Я положила Маму Венеру у стены склепа, на освященную землю.
Взяла у Элифалета зубило. В руке у меня уже был плоский камень. Пошарив по стене, я нашла шов. С каждым ударом холод все глубже проникал в тело, до самого мозга костей. Глаза мои были широко распахнуты, и, несомненно, в них плотно засела жаба. На спине болтались распущенные волосы. Вскоре холод зазвучал, или это был звук смерти, говор ветра?
Пятым или шестым ударом я вскрыла гробницу; внутри раздался свист – думаю, это был выброс жизненной силы, давно пребывавшей в ловушке… Сырость. Сырость ужасная. Сыростью тянуло из глубины склепа. Свист становился громче, пронзительней, в нем слышалось такое… напряжение, что я растерялась и, чтобы расширить пролом, глубже вогнала зубило. Свиста и сырости еще прибавилось. Меня швырнуло назад – сила, освобождавшая мертвецов, шла не снаружи, не от меня и моих инструментов гробовщика, а изнутри.
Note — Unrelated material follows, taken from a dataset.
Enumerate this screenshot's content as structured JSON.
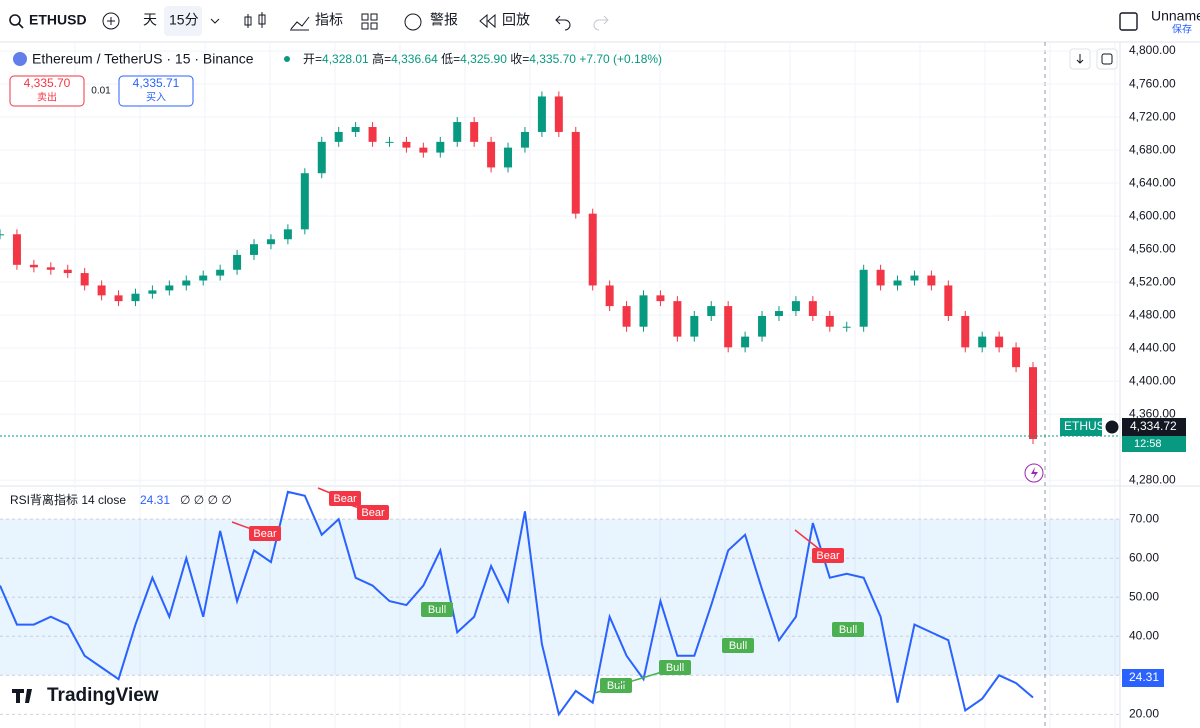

Цементная отделка гробницы отвалилась. Осколки засыпали Маму, которая вроде бы корчилась в глубокой тени. Когда стали падать и кирпичи, я взяла Мать Венеру на руки и…
Нас шатало и отбрасывало, я сквозь бурю смерти кричала Элифалету, чтобы он бежал прочь, а тем временем стена подалась. Треснула. Сперва чуть заметно. Возникли швы, подобные тому, который проделала я. Оттуда, как пар из котелка, рвался наружу сырой воздух. Трещины сбегались воедино, как ручьи сливаются в реки, а реки – в море. Это и было море; хлынув из образовавшейся пробоины, оно опрокинуло меня на спину. Я выронила Маму Венеру и…
Подхваченная студеным вихрем, я шмякнулась о заднюю стенку подвала. Нет, это не был обыкновенный ветер. Я говорю о ледяном вихре, стремительном, как жар из печи. Он отбросил меня от склепа футов на десять. Жутко. Вкус холода во рту, на языке. Ледяная волна заморозила мне нос, поднималась к глазам, проникала в голову. Мозг словно бы оторвался от корня, чувства смешались, зрение стало слухом, осязание – обонянием. Но затем мне явился свет. Нет, нет, нет, я имею в виду не свет жизни, небесный свет или другую подобную банальность; над моей головой, кувыркаясь, пролетел фонарь и грохнулся о стену. Затем – тьма. Через свист (такой пронзительный, что я перепачканными ладонями зажала уши, но не смогла его заглушить) я различила крик Элифалета. Его тоже смело волной – это было понятно.
…Ведьма, не забывай о том, какая неодолимая сила влечет мертвецов в иной мир. Свист, сопровождавший их стремительный переход, был звуком божественным, и я никогда его не забуду… Но где находился Элифалет? Я боялась за него, ведь одним из двигателей смертельного потока был гнев, угроза, понятная любому смертному.
И где находилась Мама Венера?
Я позвала Элифалета. Кликнула Мать Венеру. Никто мне не ответил.